Los guardias de seguridad de countries intercambiando golpes e insultos con propietarios recuerdan a aquella disposición por la cual los playeros de estaciones de servicio no podían expenderle combustible a los motociclistas sin casco. O a los viandantes que se quejan de las manifestaciones; o a los automovilistas que se despachan contra los piquetes.

Las calles se han llenado de gentes que denuncian a las gentes que están en las calles.

Los consorcistas de los edificios intiman a sus vecinos médicos, que luego les salvarán la vida.
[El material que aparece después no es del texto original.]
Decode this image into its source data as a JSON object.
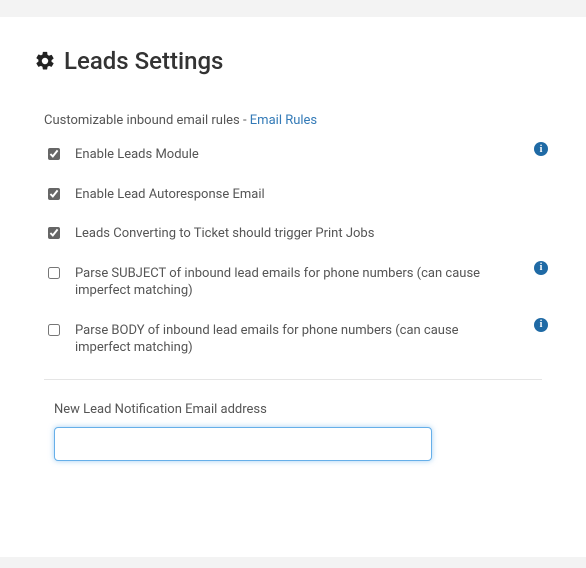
{
  "header": {
    "title": "Leads Settings",
    "icon": "gear-icon"
  },
  "intro": {
    "text_prefix": "Customizable inbound email rules - ",
    "link_text": "Email Rules"
  },
  "settings": [
    {
      "id": "enable-leads",
      "label": "Enable Leads Module",
      "checked": true,
      "info": true
    },
    {
      "id": "enable-autoresponse",
      "label": "Enable Lead Autoresponse Email",
      "checked": true,
      "info": false
    },
    {
      "id": "trigger-print-jobs",
      "label": "Leads Converting to Ticket should trigger Print Jobs",
      "checked": true,
      "info": false
    },
    {
      "id": "parse-subject",
      "label": "Parse SUBJECT of inbound lead emails for phone numbers (can cause imperfect matching)",
      "checked": false,
      "info": true
    },
    {
      "id": "parse-body",
      "label": "Parse BODY of inbound lead emails for phone numbers (can cause imperfect matching)",
      "checked": false,
      "info": true
    }
  ],
  "notification_email": {
    "label": "New Lead Notification Email address",
    "value": "",
    "placeholder": ""
  },
  "info_glyph": "i"
}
Los guardianes de la moral se espantan ante las transgresiones y todo el mundo desconfía de todo el mundo.

El miedo a ser asaltado le ha dado paso al miedo a ser contagiado.

Es el sueño húmedo de cualquier Estado: el ciudadano común convertido en policía de su semejante.

El panóptico perfecto.

Sin lugar a dudas, esta situación particular que atravesamos (que si la vemos desde otro ángulo, no refleja otra cosa que la incapacidad del Estado por brindarle al ciudadano un sistema de salud que contemple imponderables como el CoViD19) requiere de medidas extraordinarias.

Pero es en momentos como estos cuando más atentos debemos estar.

Es en estos tiempos de miedo globalizado cuando los Estados –productos de democracias caprichosas y subejecutadas- suelen aprovecharse de su poder de manera discrecional para decidir unilateralmente sobre la vida, la libertad y la intimidad de los ciudadanos.

Los gobiernos de turno utilizan la predisposición de espíritu del burgués asustado para promover el panoptismo comunal.

La pandemia pasará y dejará su inevitable secuela de muertos y pobres. ¿Dejará acaso también, fluyendo por nuestras venas, una infección aún más contagiosa como lo es el fascismo de conciencia colectiva?

Los síntomas son fácilmente reconocibles.

Todos nos miramos de reojo.

Todos somos sospechosos.

Todos estamos contagiados hasta que demostremos lo contrario.